3. Einer Gefährdung des Kindeswohls durch einen Wechsel des Kindes aus dem Haushalt seiner Pflegeeltern in den Haushalt der Kindesmutter wird hinreichend durch eine zu befristende Verbleibensanordnung gem. § 1632 Abs. 4 BGB entgegengewirkt.

4. Bei der Einschätzung, ob das Kindeswohl eines 4jährigen Kindes gefährdet wird, kann nicht außer Betracht bleiben, dass die Kindesmutter bisher ihr am 2.8.2010 geborenes weiteres Kind betreut und versorgt hat und das Jugendamt auf ausdrückliche Nachfrage erklärt hat, dass es insoweit ein Eingreifen nicht für erforderlich halte.

5. Zur Beteiligung des leiblichen Vaters des Kindes an dem Verfahren.

 
Tenor:

Auf die Beschwerde der Antragsgegnerin (Kindesmutter) wird der am 20. De-zember 2010 erlassene Beschluss des Amtsgerichts -Familiengericht-Steinfurt abgeändert.

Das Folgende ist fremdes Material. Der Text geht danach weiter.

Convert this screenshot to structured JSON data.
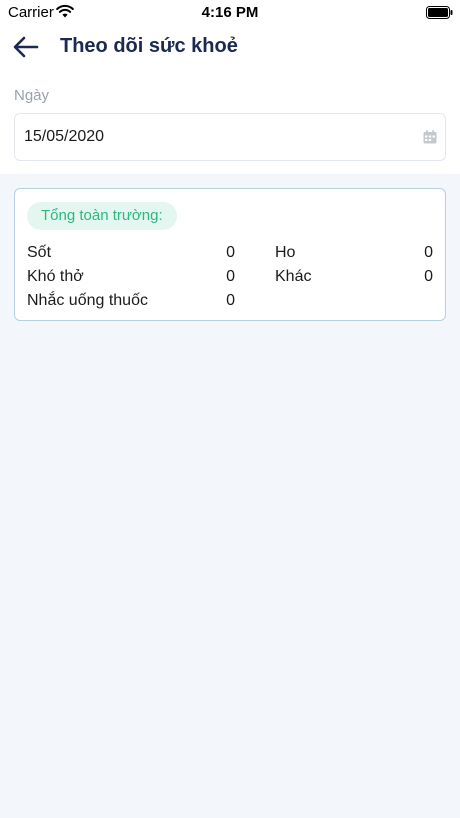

Der Antrag des antragstellenden Kreisjugendamtes T, der Kindesmutter die elterliche Sorge für den am 1.4.2007 geborenen N M zu entziehen, wird zurückgewiesen.

Es wird angeordnet, dass das betroffene Kind bis zum 30.6.2013 in seiner jet-zigen Pflegefamilie verbleibt.

Gerichtskosten werden für beide Instanzen nicht erhoben.

Seine außergerichtlichen Kosten trägt jeder Beteiligte selbst.

Der Wert des Beschwerdeverfahrens wird auf 3000 € festgesetzt.